We got home and he ate a snack and it was nap time, so I put him down for a nap. And he only slept for two hours.  (Did I mention he got up at 5:15 today?  No?  Well, he did. Complete with an “aaaaahhhh dahhh” to let me know that, yes, despite my best efforts to get him back to sleep, he was, in fact, ready to start the day.)
I think there was a bit of overtired baby at work against me this afternoon, but he.was.so.cranky. from those shots.

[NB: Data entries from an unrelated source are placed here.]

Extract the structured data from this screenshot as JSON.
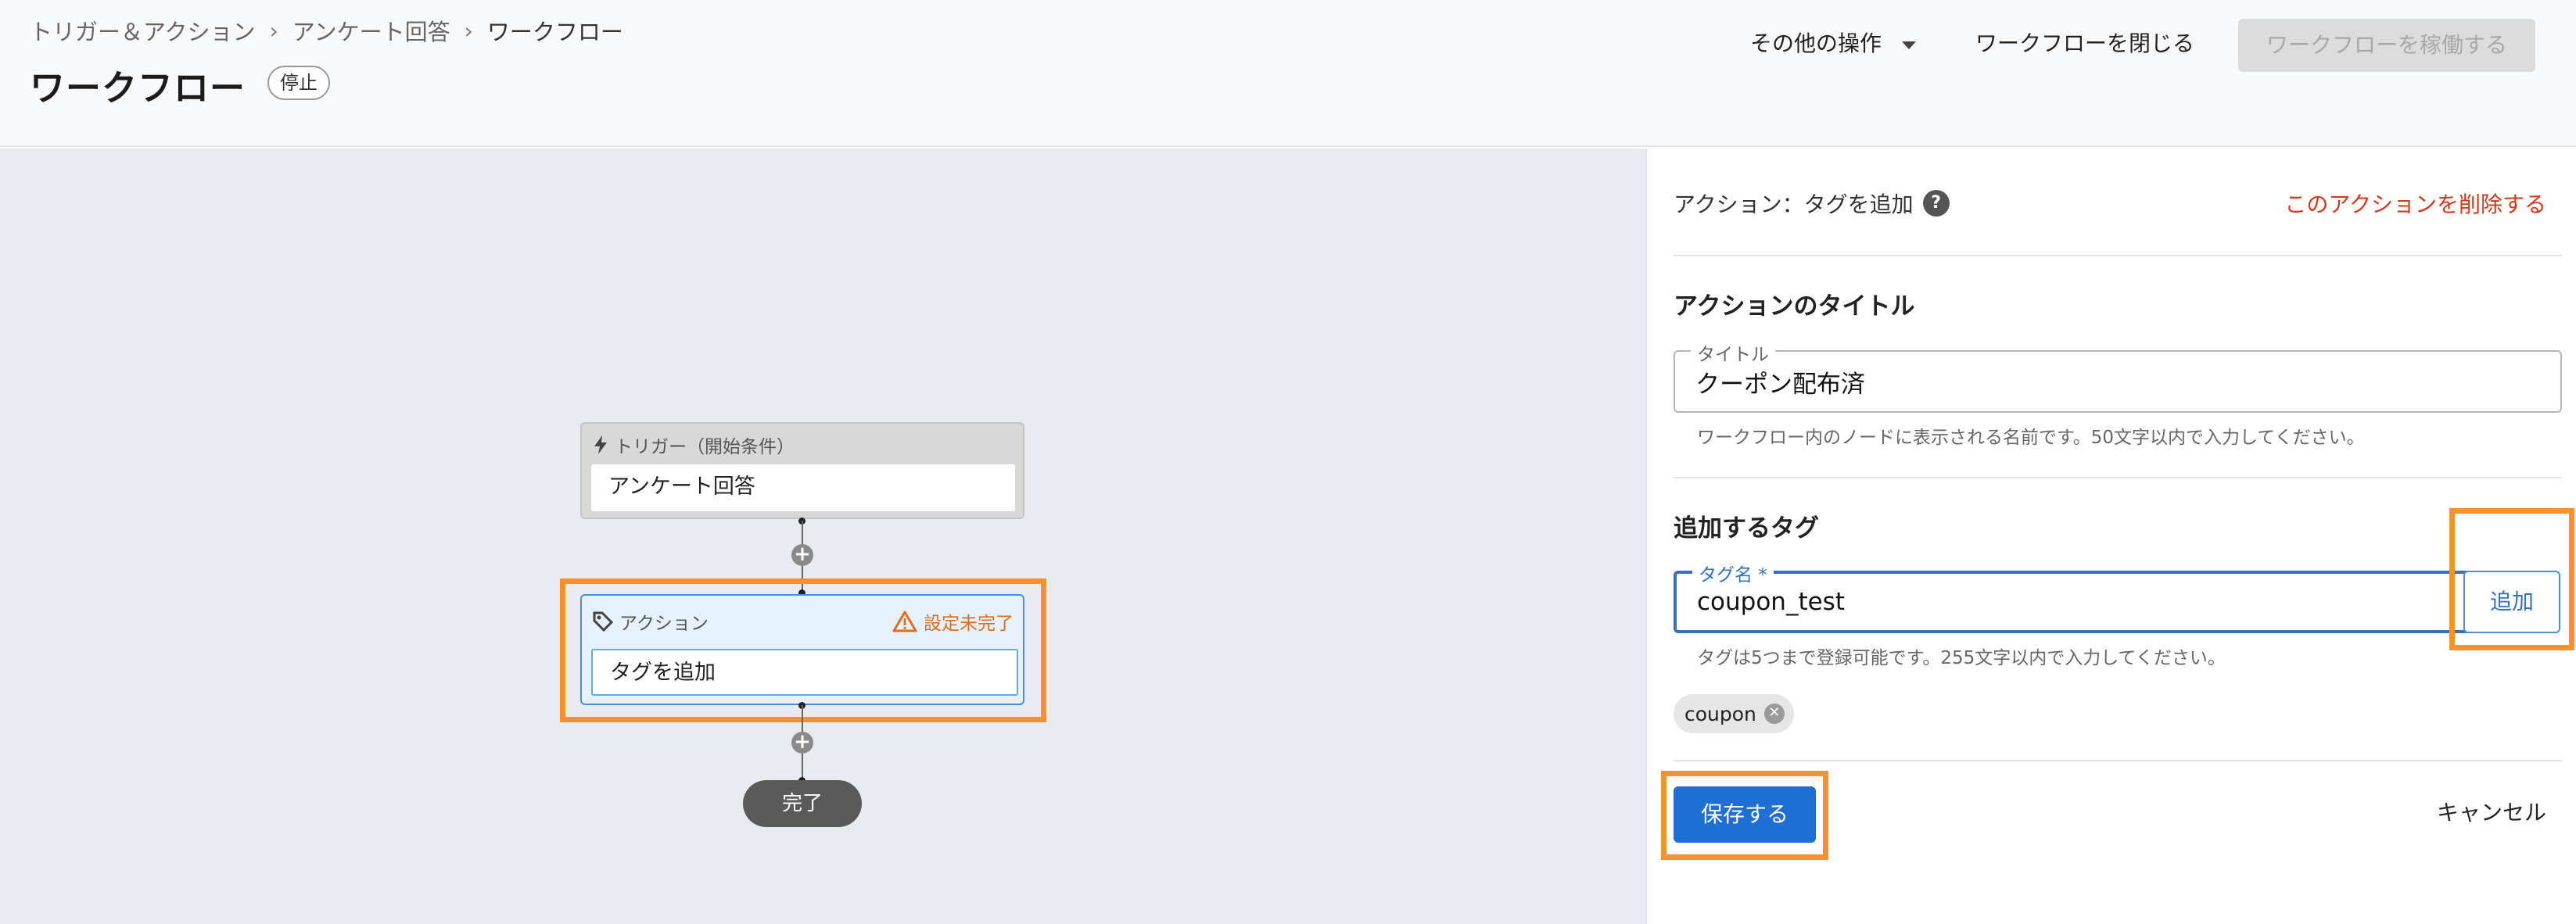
{
  "breadcrumb": [
    "トリガー＆アクション",
    "アンケート回答",
    "ワークフロー"
  ],
  "breadcrumb_sep": "›",
  "page": {
    "title": "ワークフロー",
    "status": "停止"
  },
  "header": {
    "more_ops": "その他の操作",
    "close_workflow": "ワークフローを閉じる",
    "run_workflow": "ワークフローを稼働する"
  },
  "canvas": {
    "trigger": {
      "header": "トリガー（開始条件）",
      "label": "アンケート回答"
    },
    "action": {
      "header": "アクション",
      "warning": "設定未完了",
      "label": "タグを追加"
    },
    "end": "完了",
    "plus": "+"
  },
  "panel": {
    "title": "アクション：タグを追加",
    "help": "?",
    "delete": "このアクションを削除する",
    "title_section": {
      "heading": "アクションのタイトル",
      "field_label": "タイトル",
      "value": "クーポン配布済",
      "helper": "ワークフロー内のノードに表示される名前です。50文字以内で入力してください。"
    },
    "tag_section": {
      "heading": "追加するタグ",
      "field_label": "タグ名 *",
      "value": "coupon_test",
      "add_button": "追加",
      "helper": "タグは5つまで登録可能です。255文字以内で入力してください。",
      "chips": [
        "coupon"
      ]
    },
    "save": "保存する",
    "cancel": "キャンセル"
  },
  "colors": {
    "primary": "#1f6ed4",
    "highlight": "#f5922f",
    "danger": "#d2391c",
    "warning": "#e06c1c"
  }
}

He wanted me to hold him, but he didn’t want me to sit down with him.  (Did I mention he weighs nearly 27 pounds???)  Then he didn’t want me to hold him, but he didn’t want to get down, either.  He didn’t want to play with his toys.  But he didn’t want to watch The Wiggles or Elmo’s World (and what is up with Mr. Noodle?  He’s just creepy.)
He was a handful.
So we went to Target to get out of the house.  And T. J. Maxx.  (And I’m gonna need y’all to start sending me money so I can go shopping at T. J.’s Just kidding.)
But he was still cranky.  Super cranky.  He’d be fine and then he’d bust out in a wail. And it was exhausting.  
It’s over now, though, and I’ve had some time to unwind. And tomorrow is a new day, right?  Right. 
I’ll be sure to let you know how it goes.